Reported by PMOI/MEK
Iran, Dec. 22, 2018 - On Monday, a horrible fire incident in a girls’ elementary school in Zahedan, Sistan Baluchistan province, caused the death of four innocent schoolgirls. Three of the victims died in the first hours that followed the incident. The fourth one died and slow and painful death in front of the bleary eyes of her parents 40 hours after she was taken to the hospital.
The incident was caused by a malfunctioning kerosene heater caught fire and quickly spread to the carpet, furniture and other parts of the school. It quickly became uncontrollable, catching the unfortunate victims of its flames.
Stranded, the victims futilely tried to protect themselves by hiding under school benches. When they were eventually found, they had already lost consciousness due to their burns and inhaling smoke.
In a statement, the education commission of the National Council of Resistance of Iran stressed that the burning of schoolchildren is a common scene in Iran as the winter cold settles. “These incidents happen because there aren’t proper heating apparels in schools and students are packed into classes that don’t have enough capacity,” the statement reads. The NCRI reminded that in the past months alone, there have been several incidents where schoolchildren have been harmed because of lack of proper facilities and maintenance in schools, but the news seldom finds its way into media because the Iranian regime prevents the news from being broadcasted.

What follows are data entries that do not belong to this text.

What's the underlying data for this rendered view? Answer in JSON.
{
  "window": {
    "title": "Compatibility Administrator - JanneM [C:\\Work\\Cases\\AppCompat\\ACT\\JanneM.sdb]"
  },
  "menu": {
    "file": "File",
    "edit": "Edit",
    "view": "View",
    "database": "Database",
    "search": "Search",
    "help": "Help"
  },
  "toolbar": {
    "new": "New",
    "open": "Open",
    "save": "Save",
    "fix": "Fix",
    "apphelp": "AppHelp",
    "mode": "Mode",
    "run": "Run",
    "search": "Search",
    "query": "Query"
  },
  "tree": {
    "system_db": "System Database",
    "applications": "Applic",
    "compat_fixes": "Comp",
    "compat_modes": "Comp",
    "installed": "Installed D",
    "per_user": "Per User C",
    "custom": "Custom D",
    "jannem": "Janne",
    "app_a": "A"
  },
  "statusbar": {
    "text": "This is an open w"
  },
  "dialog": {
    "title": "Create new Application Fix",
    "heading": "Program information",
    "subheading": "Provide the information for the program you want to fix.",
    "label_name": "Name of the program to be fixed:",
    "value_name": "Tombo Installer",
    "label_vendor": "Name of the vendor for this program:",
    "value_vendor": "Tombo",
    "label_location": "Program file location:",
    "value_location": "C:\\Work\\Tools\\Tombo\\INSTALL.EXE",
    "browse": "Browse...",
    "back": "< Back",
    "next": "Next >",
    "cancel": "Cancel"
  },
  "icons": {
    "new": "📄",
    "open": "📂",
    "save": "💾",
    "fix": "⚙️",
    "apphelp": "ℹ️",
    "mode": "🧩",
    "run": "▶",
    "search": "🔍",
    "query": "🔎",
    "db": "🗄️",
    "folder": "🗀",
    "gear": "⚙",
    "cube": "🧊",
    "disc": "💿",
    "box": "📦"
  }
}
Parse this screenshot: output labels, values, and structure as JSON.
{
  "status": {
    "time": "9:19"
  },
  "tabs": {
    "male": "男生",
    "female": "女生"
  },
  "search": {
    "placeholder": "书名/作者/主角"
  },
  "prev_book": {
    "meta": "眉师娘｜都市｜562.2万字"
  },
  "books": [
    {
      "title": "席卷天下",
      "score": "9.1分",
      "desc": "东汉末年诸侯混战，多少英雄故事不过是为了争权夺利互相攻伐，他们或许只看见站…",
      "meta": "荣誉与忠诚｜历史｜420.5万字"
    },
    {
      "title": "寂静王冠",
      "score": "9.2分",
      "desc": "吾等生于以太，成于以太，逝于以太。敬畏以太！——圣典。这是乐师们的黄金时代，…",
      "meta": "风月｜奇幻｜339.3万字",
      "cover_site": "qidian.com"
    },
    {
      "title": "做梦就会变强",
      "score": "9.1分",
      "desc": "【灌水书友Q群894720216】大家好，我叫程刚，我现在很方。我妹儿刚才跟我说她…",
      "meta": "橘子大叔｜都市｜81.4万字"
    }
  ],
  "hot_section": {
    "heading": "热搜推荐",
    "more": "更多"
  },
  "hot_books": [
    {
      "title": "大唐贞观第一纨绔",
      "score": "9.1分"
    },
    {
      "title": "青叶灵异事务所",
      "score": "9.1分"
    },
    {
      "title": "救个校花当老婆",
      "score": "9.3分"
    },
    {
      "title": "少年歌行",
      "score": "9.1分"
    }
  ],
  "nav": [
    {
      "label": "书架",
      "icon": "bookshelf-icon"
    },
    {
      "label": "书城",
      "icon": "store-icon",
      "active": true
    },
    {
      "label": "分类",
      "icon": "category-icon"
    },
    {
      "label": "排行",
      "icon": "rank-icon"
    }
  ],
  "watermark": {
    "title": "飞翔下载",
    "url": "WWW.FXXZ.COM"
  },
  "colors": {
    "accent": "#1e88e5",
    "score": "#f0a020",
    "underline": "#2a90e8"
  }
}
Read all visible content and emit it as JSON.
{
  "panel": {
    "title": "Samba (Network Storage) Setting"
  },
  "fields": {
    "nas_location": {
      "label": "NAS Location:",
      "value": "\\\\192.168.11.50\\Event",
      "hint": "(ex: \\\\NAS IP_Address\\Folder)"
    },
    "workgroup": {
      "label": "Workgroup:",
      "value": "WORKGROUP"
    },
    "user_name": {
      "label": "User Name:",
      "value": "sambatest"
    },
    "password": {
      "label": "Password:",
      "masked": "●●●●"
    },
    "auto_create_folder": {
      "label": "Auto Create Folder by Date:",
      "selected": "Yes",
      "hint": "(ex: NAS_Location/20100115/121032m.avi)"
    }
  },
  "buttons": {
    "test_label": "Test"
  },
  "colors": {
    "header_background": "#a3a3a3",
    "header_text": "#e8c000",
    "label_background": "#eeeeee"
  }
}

Ta’adol, a state-run news website, described the situation in the Zahedan girls school as such: “Four girls died in the flames of the non-standard heater of their school’s heater. But this incident is not the end of the tragedy of schoolchildren burning. At least 100,000 classrooms in different provinces are lacking standard heating systems. Kerosene heaters are still used regularly in classes and budget deficits in the education sector are preventing them from being replaced.” Ta’adol also states that Iranian officials have made promises to fix the problem in the next two years while they had previously promised to remove kerosene and gas heaters from schools by 2017. “Education minister Mohammad Bathaei admits that more than 40 percent of schools are lacking proper heating systems.”
Etemad Online, another state-run news website, reminds that the Zahedan incident is reminiscent of 2012 fire incident at Shin Abad elementary school in Kurdistan province caused two deaths and left 29 schoolgirls scarred for the rest of their lives.
“Whether it’s worn-out infrastructure or non-standard heating systems, it doesn’t make a difference. In the end, students will have to suffer from the shortcomings of the schools,” Etemad writes, observing that the common denominator between all the incidents that have happened is that they are in areas that are underprivileged and have been deprived of the most basic services. “The burns of the girls of Shin Abad are still vivid before the eyes of the Iranian people, and not only their bruises getting better, but it seems as if we have to witness even more pain every day.”
The regime confesses to the tragic state of schools
The Iranian regime’s inefficiency in managing schools has become so obvious and undeniable that even state-run news websites are forced to acknowledge parts of it.
“Yesterday, a two-squared-meter part of the roof of a classroom in Assadabad, Ramhormoz, caved in. Two students were injured and taken to the hospital,” reported IRGC-owned Fars News Agency a few days before the Zahedan incident. Weeks earlier, Fars had reported another incident in which a wall had collapsed in a school and had injured two students. In another case, Fars reported that a school in Ghaleh Ganj village that didn’t have walls or fences around its court had been attacked by a mad cow and a third-grade student was injured.
IRNA News Agency reported in June that according to figures published by the regime, “Approximately 27 percent of Iran’s school buildings are ruined, 34 percent require renovation and only 39 percent of schools have reliable buildings.” IRNA concludes that 1.5 million schoolchildren are studying in buildings that need to be renovated and 2 million children are in serious danger.
Tasnim, the news agency owned by the terrorist Quds force, reported in October that “60 percent of schools in Tehran are worn out.”
Who are the killers of Iran’s schoolchildren?
While the schoolchildren are dying in classrooms for lack of proper facilities and infrastructure, the Iranian regime is squandering the country’s wealth and budget on foreign agendas. One example is the regime’s school-building projects in neighboring countries such as Iraq, Syria, and Lebanon, which it does in order to smooth the way for its terrorist meddling and the advertising of its corrupt ideology.
The tragic state of school and education and schools in Iran is the mirror image of the rampant corruption that plagues the entirety of a regime. In one case, more than 120 billion rials were stolen from the account of the teachers’ fund.
In its statement, the NCRI’s education commission reminded that “While every year, Iranian authorities are spending billions of dollars on terrorist operations and warmongering in the Middle East and other parts of the world, they are complaining about the worn state of heating equipment in schools. The share of innocent schoolchildren of Iran from the country’s wealth isn’t even enough to afford a proper heater in their classes.”